The United States Supreme Court, in Robinson v. California (1962), 370 U. S. 660, a case holding invalid a state statute imposing criminal penalties for drug addition, at page 666, states:
“It is unlikely that any state at this moment in history would attempt to make it a criminal offense for a person to be mentally ill, or a leper, or to be afflicted with a venereal disease. A state might determine that the general health and welfare require that the victims of these and other human afflictions be dealt with by compulsory treatment, involving quarantine, confinement, or sequestration.

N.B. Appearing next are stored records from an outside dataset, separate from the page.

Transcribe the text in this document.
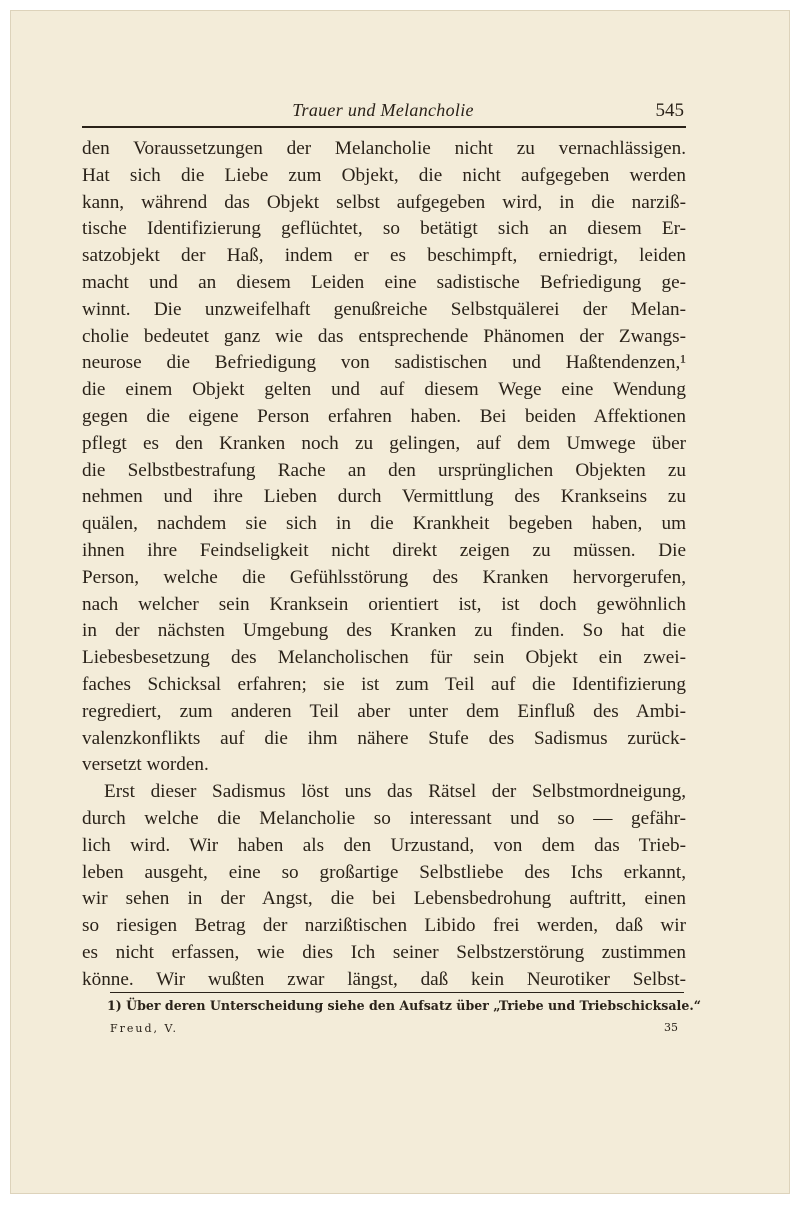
Trauer und Melancholie	545
den Voraussetzungen der Melancholie nicht zu vernachlässigen.
Hat sich die Liebe zum Objekt, die nicht aufgegeben werden
kann, während das Objekt selbst aufgegeben wird, in die narziß-
tische Identifizierung geflüchtet, so betätigt sich an diesem Er-
satzobjekt der Haß, indem er es beschimpft, erniedrigt, leiden
macht und an diesem Leiden eine sadistische Befriedigung ge-
winnt. Die unzweifelhaft genußreiche Selbstquälerei der Melan-
cholie bedeutet ganz wie das entsprechende Phänomen der Zwangs-
neurose die Befriedigung von sadistischen und Haßtendenzen,¹
die einem Objekt gelten und auf diesem Wege eine Wendung
gegen die eigene Person erfahren haben. Bei beiden Affektionen
pflegt es den Kranken noch zu gelingen, auf dem Umwege über
die Selbstbestrafung Rache an den ursprünglichen Objekten zu
nehmen und ihre Lieben durch Vermittlung des Krankseins zu
quälen, nachdem sie sich in die Krankheit begeben haben, um
ihnen ihre Feindseligkeit nicht direkt zeigen zu müssen. Die
Person, welche die Gefühlsstörung des Kranken hervorgerufen,
nach welcher sein Kranksein orientiert ist, ist doch gewöhnlich
in der nächsten Umgebung des Kranken zu finden. So hat die
Liebesbesetzung des Melancholischen für sein Objekt ein zwei-
faches Schicksal erfahren; sie ist zum Teil auf die Identifizierung
regrediert, zum anderen Teil aber unter dem Einfluß des Ambi-
valenzkonflikts auf die ihm nähere Stufe des Sadismus zurück-
versetzt worden.
Erst dieser Sadismus löst uns das Rätsel der Selbstmordneigung,
durch welche die Melancholie so interessant und so — gefähr-
lich wird. Wir haben als den Urzustand, von dem das Trieb-
leben ausgeht, eine so großartige Selbstliebe des Ichs erkannt,
wir sehen in der Angst, die bei Lebensbedrohung auftritt, einen
so riesigen Betrag der narzißtischen Libido frei werden, daß wir
es nicht erfassen, wie dies Ich seiner Selbstzerstörung zustimmen
könne. Wir wußten zwar längst, daß kein Neurotiker Selbst-
1) Über deren Unterscheidung siehe den Aufsatz über „Triebe und Triebschicksale.“
Freud, V.	35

But, in the light of contemporary human knowledge, a law which made a criminal offense of such a disease would doubtless be universally thought to be an' infliction’of .cruel *82and unusual punishment in violation of the Eighth and Fourteenth Amendments.”

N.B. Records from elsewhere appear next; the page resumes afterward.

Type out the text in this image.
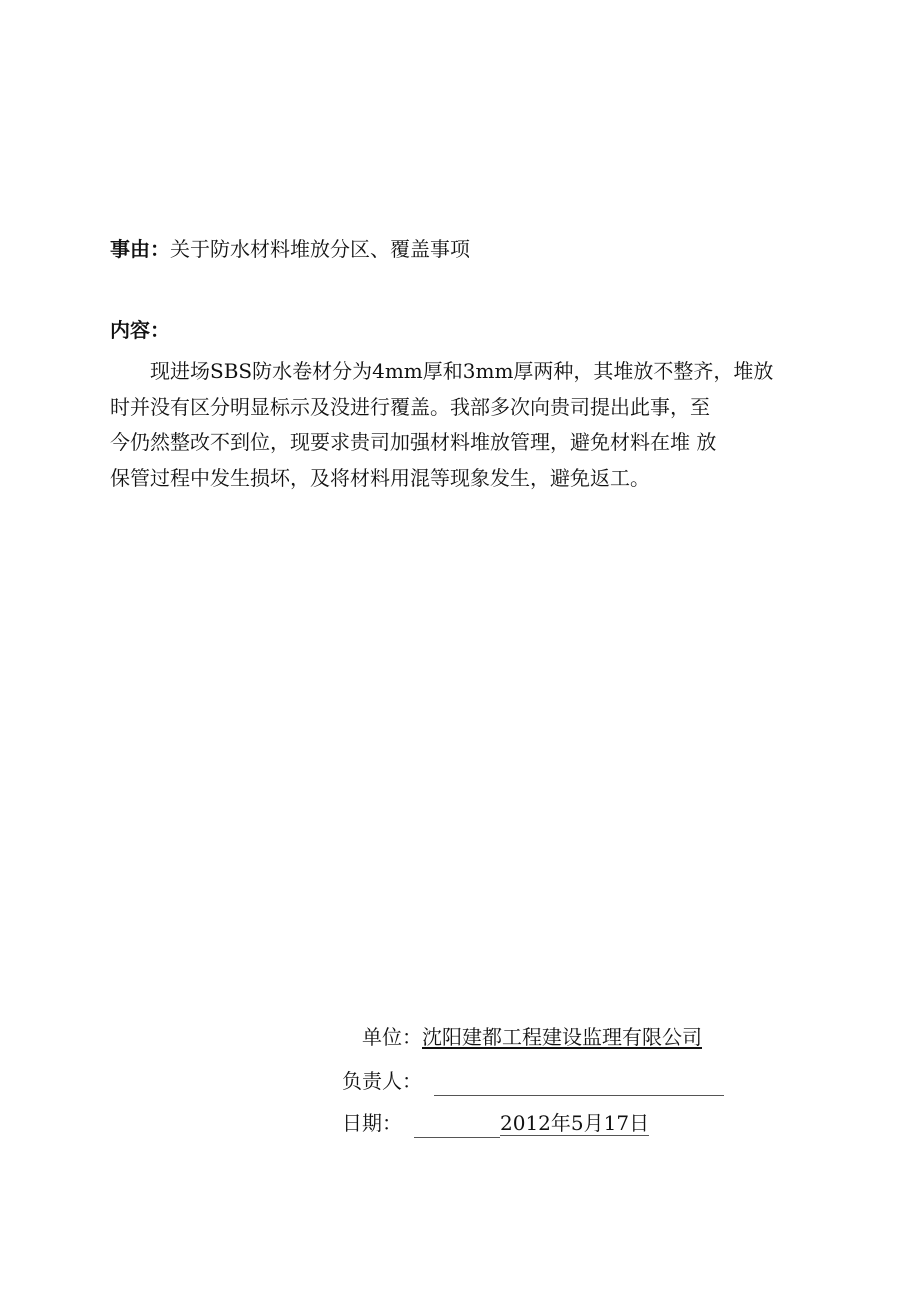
事由：关于防水材料堆放分区、覆盖事项
内容：

现进场SBS防水卷材分为4mm厚和3mm厚两种，其堆放不整齐，堆放

时并没有区分明显标示及没进行覆盖。我部多次向贵司提出此事，至

今仍然整改不到位，现要求贵司加强材料堆放管理，避免材料在堆 放

保管过程中发生损坏，及将材料用混等现象发生，避免返工。

单位：沈阳建都工程建设监理有限公司
负责人：
日期：	2012年5月17日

Yet, in view of the rights guaranteed criminal defendants and denied individuals in noncriminal civil commitment proceedings pursuant to R. C. 5122.15, the practical effect of the Ohio civil commitment procedures is to penalize the mentally ill and deny them the same protections afforded individuals in criminal proceedings.
This court has previously expressed the sentiment that individuals subject to Ohio’s civil commitment procedures are entitled to representation by counsel, although not deciding that issue. In re Popp, supra (35 Ohio St. 2d 142). We do so now.
Because of the scope and gravity of the constitutional rights involved and the serious deprivations of liberty resulting from involuntary civil commitment pursuant to R. 0. 5122.15, we hold that the due-process clause of the Fourteenth Amendment to the United States Constitution requires that individuals subject to involuntary civil commitment proceedings be advised of their right to be represented by counsel retained by them, or, if they are unable to afford counsel, that counsel will be appointed for them. The right to be represented by counsel must be made available at the earliest stage of the proceedings commensurate with the individual’s need for a timely preparation of a defense or advancement of an argument for alternative modes of treatment, preferably upon the filing of an affidavit under R. C. 5122.11 in Probate Court.
We do not, herein, hold that an individual is entitled to the presence of counsel at psychiatric interviews, because of the debate over the efficacy of counsel at such interviews and the possible deleterious effect upon the individual and the examination process. We do hold, however, that counsel must have access to all reports and results of examinations which will be introduced at the commitment hearing. :
In the present case, there is no evidence in the record *83of an affirmative showing that appellees knowingly and intelligently waived their right to counsel.
For the foregoing reasons, we affirm the judgment of the Court of Appeals granting appellees’ writ of habeas corpus and remand the cause to the Probate Court for further proceedings.
Judgment affirmed.
0 ’Neill, C. J., Herbert, Stern, Celebrezze, W. Brown and P. Brown, JJ., concur.